The school will break at Thanksgiving and conduct finals online. This will ensure the campus population won’t leave for a short period, connect with people who are not in the school ecosystem, and then return to possibly infect others. An extended winter break will ensure safety for everyone. The team focusing on restarting university life for this fall will continue working on this issue through the end of the year, using lessons learned while bringing everyone back together, so they can pivot accordingly.
University of Kentucky was already using Salesforce.org Education Cloud for constituent relationship management, and communications for prospects, students, and alumni. That made working with the company on the back-to-campus plan easier.
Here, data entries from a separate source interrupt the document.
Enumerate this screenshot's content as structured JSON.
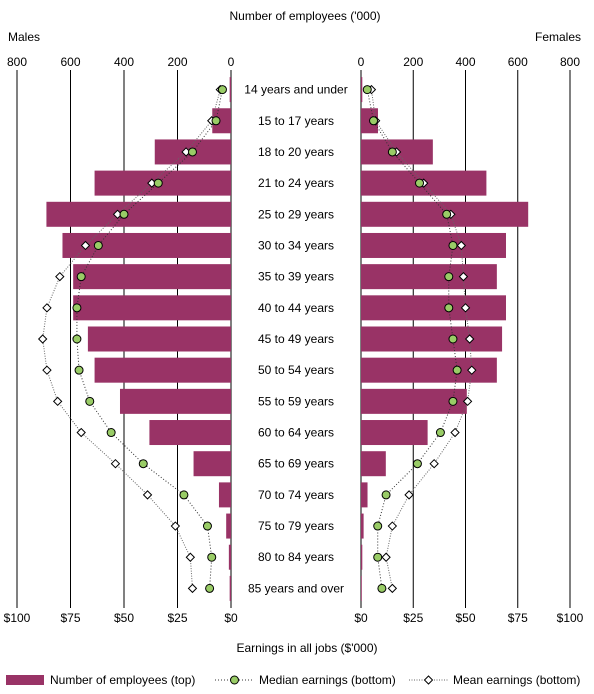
{
  "chart_data": {
    "type": "bar",
    "title": "Number of employees ('000)",
    "xlabel_bottom": "Earnings in all jobs ($'000)",
    "left_panel_label": "Males",
    "right_panel_label": "Females",
    "top_axis": {
      "range": [
        0,
        800
      ],
      "ticks": [
        "800",
        "600",
        "400",
        "200",
        "0"
      ],
      "ticks_right": [
        "0",
        "200",
        "400",
        "600",
        "800"
      ]
    },
    "bottom_axis": {
      "range": [
        0,
        100
      ],
      "ticks": [
        "$100",
        "$75",
        "$50",
        "$25",
        "$0"
      ],
      "ticks_right": [
        "$0",
        "$25",
        "$50",
        "$75",
        "$100"
      ]
    },
    "categories": [
      "14 years and under",
      "15 to 17 years",
      "18 to 20 years",
      "21 to 24 years",
      "25 to 29 years",
      "30 to 34 years",
      "35 to 39 years",
      "40 to 44 years",
      "45 to 49 years",
      "50 to 54 years",
      "55 to 59 years",
      "60 to 64 years",
      "65 to 69 years",
      "70 to 74 years",
      "75 to 79 years",
      "80 to 84 years",
      "85 years and over"
    ],
    "series": [
      {
        "name": "Number of employees (top)",
        "axis": "top",
        "color": "#993366",
        "males": [
          5,
          70,
          285,
          510,
          690,
          630,
          590,
          590,
          535,
          510,
          415,
          305,
          140,
          45,
          18,
          8,
          5
        ],
        "females": [
          5,
          65,
          275,
          480,
          640,
          555,
          520,
          555,
          540,
          520,
          405,
          255,
          95,
          25,
          10,
          5,
          3
        ]
      },
      {
        "name": "Median earnings (bottom)",
        "axis": "bottom",
        "color": "#99cc66",
        "males": [
          4,
          7,
          18,
          34,
          50,
          62,
          70,
          72,
          72,
          71,
          66,
          56,
          41,
          22,
          11,
          9,
          10
        ],
        "females": [
          3,
          6,
          15,
          28,
          41,
          44,
          42,
          42,
          44,
          46,
          44,
          38,
          27,
          12,
          8,
          8,
          10
        ]
      },
      {
        "name": "Mean earnings (bottom)",
        "axis": "bottom",
        "color": "#ffffff",
        "males": [
          5,
          9,
          21,
          37,
          53,
          68,
          80,
          86,
          88,
          86,
          81,
          70,
          54,
          39,
          26,
          19,
          18
        ],
        "females": [
          5,
          7,
          17,
          30,
          43,
          48,
          49,
          50,
          52,
          53,
          51,
          45,
          35,
          23,
          15,
          12,
          15
        ]
      }
    ],
    "legend_position": "bottom",
    "grid": "vertical"
  }
}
“We are taking a platform we’re comfortable with and applying it to a need we have right now,” says Brian Nichols, the university’s chief information officer. “We have the ability to do all the things through the customer relationship management tools that we can use in screening and deploy messaging depending on the outcome. The fact that Health Cloud is compliant [in securing patient data to meet HIPAA standards] is huge. It offers us comfort. We have a partner that can ensure that important data is kept secure.”
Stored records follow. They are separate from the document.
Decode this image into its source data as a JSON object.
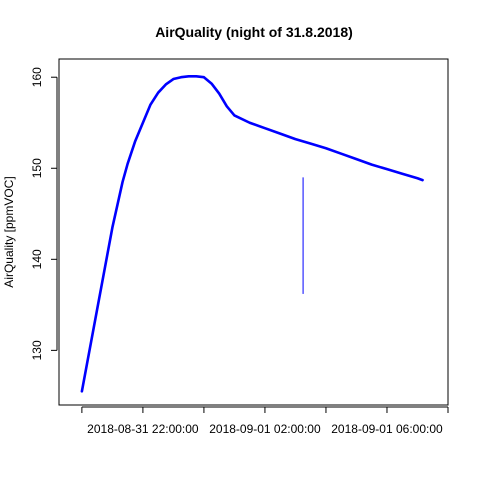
{
  "chart_data": {
    "type": "line",
    "title": "AirQuality (night of 31.8.2018)",
    "xlabel": "",
    "ylabel": "AirQuality [ppmVOC]",
    "x_axis_type": "datetime",
    "xlim": [
      "2018-08-31 19:15:00",
      "2018-09-01 08:00:00"
    ],
    "ylim": [
      124,
      162
    ],
    "x_ticks": [
      "2018-08-31 20:00:00",
      "2018-08-31 22:00:00",
      "2018-09-01 00:00:00",
      "2018-09-01 02:00:00",
      "2018-09-01 04:00:00",
      "2018-09-01 06:00:00",
      "2018-09-01 08:00:00"
    ],
    "x_tick_labels": [
      "",
      "2018-08-31 22:00:00",
      "",
      "2018-09-01 02:00:00",
      "",
      "2018-09-01 06:00:00",
      ""
    ],
    "y_ticks": [
      130,
      140,
      150,
      160
    ],
    "y_tick_labels": [
      "130",
      "140",
      "150",
      "160"
    ],
    "grid": false,
    "legend": "none",
    "series": [
      {
        "color": "#0000ff",
        "x": [
          "2018-08-31 20:00:00",
          "2018-08-31 20:10:00",
          "2018-08-31 20:20:00",
          "2018-08-31 20:30:00",
          "2018-08-31 20:40:00",
          "2018-08-31 20:50:00",
          "2018-08-31 21:00:00",
          "2018-08-31 21:10:00",
          "2018-08-31 21:20:00",
          "2018-08-31 21:30:00",
          "2018-08-31 21:45:00",
          "2018-08-31 22:00:00",
          "2018-08-31 22:15:00",
          "2018-08-31 22:30:00",
          "2018-08-31 22:45:00",
          "2018-08-31 23:00:00",
          "2018-08-31 23:15:00",
          "2018-08-31 23:30:00",
          "2018-08-31 23:45:00",
          "2018-09-01 00:00:00",
          "2018-09-01 00:15:00",
          "2018-09-01 00:30:00",
          "2018-09-01 00:45:00",
          "2018-09-01 01:00:00",
          "2018-09-01 01:30:00",
          "2018-09-01 02:00:00",
          "2018-09-01 02:30:00",
          "2018-09-01 03:00:00",
          "2018-09-01 03:30:00",
          "2018-09-01 04:00:00",
          "2018-09-01 04:30:00",
          "2018-09-01 05:00:00",
          "2018-09-01 05:30:00",
          "2018-09-01 06:00:00",
          "2018-09-01 06:30:00",
          "2018-09-01 07:00:00",
          "2018-09-01 07:10:00"
        ],
        "y": [
          125.5,
          128.5,
          131.5,
          134.5,
          137.5,
          140.5,
          143.5,
          146.0,
          148.5,
          150.5,
          153.0,
          155.0,
          157.0,
          158.3,
          159.2,
          159.8,
          160.0,
          160.1,
          160.1,
          160.0,
          159.3,
          158.2,
          156.8,
          155.8,
          155.0,
          154.4,
          153.8,
          153.2,
          152.7,
          152.2,
          151.6,
          151.0,
          150.4,
          149.9,
          149.4,
          148.9,
          148.7
        ]
      }
    ],
    "annotations": [
      {
        "x": "2018-09-01 03:15:00",
        "y_from": 136.2,
        "y_to": 149.0
      }
    ]
  }
}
One reason the university was able to quickly create a plan of action was because the team was able to think more like a corporation.
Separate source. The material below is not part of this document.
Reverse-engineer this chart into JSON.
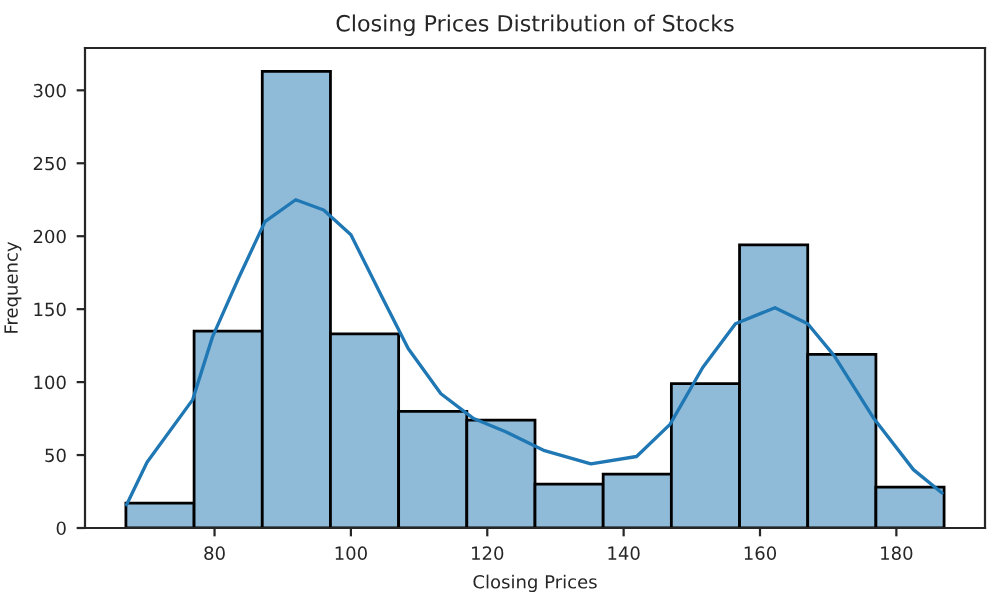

“You can involve a lot of people in the process but still be nimble,” says Jay Blanton, the university’s chief communications officer. “It’s principle-driven. What are the business objectives we need to achieve? You start there and design the process around that. We’re about people and ideas and you can involve a lot of that, but still be nimble and pivot.”
While university officials have taken every possible precaution to ensure the safety of its campus population, they realize nothing is guaranteed. The playbook task force created a contingency plan in the event school needs to once again shut down and shift to online learning. School officials will watch the virus closely and continually consult with state officials while monitoring state and federal guidance. The university’s chief concern is the health, safety, and well-being of the campus community.
If the university needs to pivot quickly, tools and technology for offsite learning are already in place to make that happen. Ninety percent of the university’s centrally assigned classes already have technology in place to provide online learning. In addition, in recent years, the school developed approximately six million square feet of new space, which is adaptable to different learning environments. In the last two years, incoming first-year students were all given iPads. And when the school shifted to online learning last spring due to the coronavirus shutdown, the university’s IT team shipped hundreds of mobile hotspots to students in need of WiFi to access courses.
The University of Kentucky is one of eight institutions in the country that has all of its programs under one contiguous campus, including health and testing, which allows for easier ability to contact trace and quarantine. It can use its plan as a model or incubator lab to help the greater Kentucky population. The University of Kentucky’s back-to-campus team and its research alliance continue to meet to specifically work on clinical trials and other interventions in this space. The team is also in the early stages of evaluating what scaling up testing, tracing, and screening for communities and industry might look like. The school maintains close conversations with the Commonwealth of Kentucky about potential data integrations, lessons learned, and best practices.
“We don’t want to just get through this—we want to get through it and be smarter, better and more nimble,” says Julie Balog, the university’s chief marketing officer. “It’s important to solve the problem with COVID in screening, testing and tracing, but we also want to be a better university.”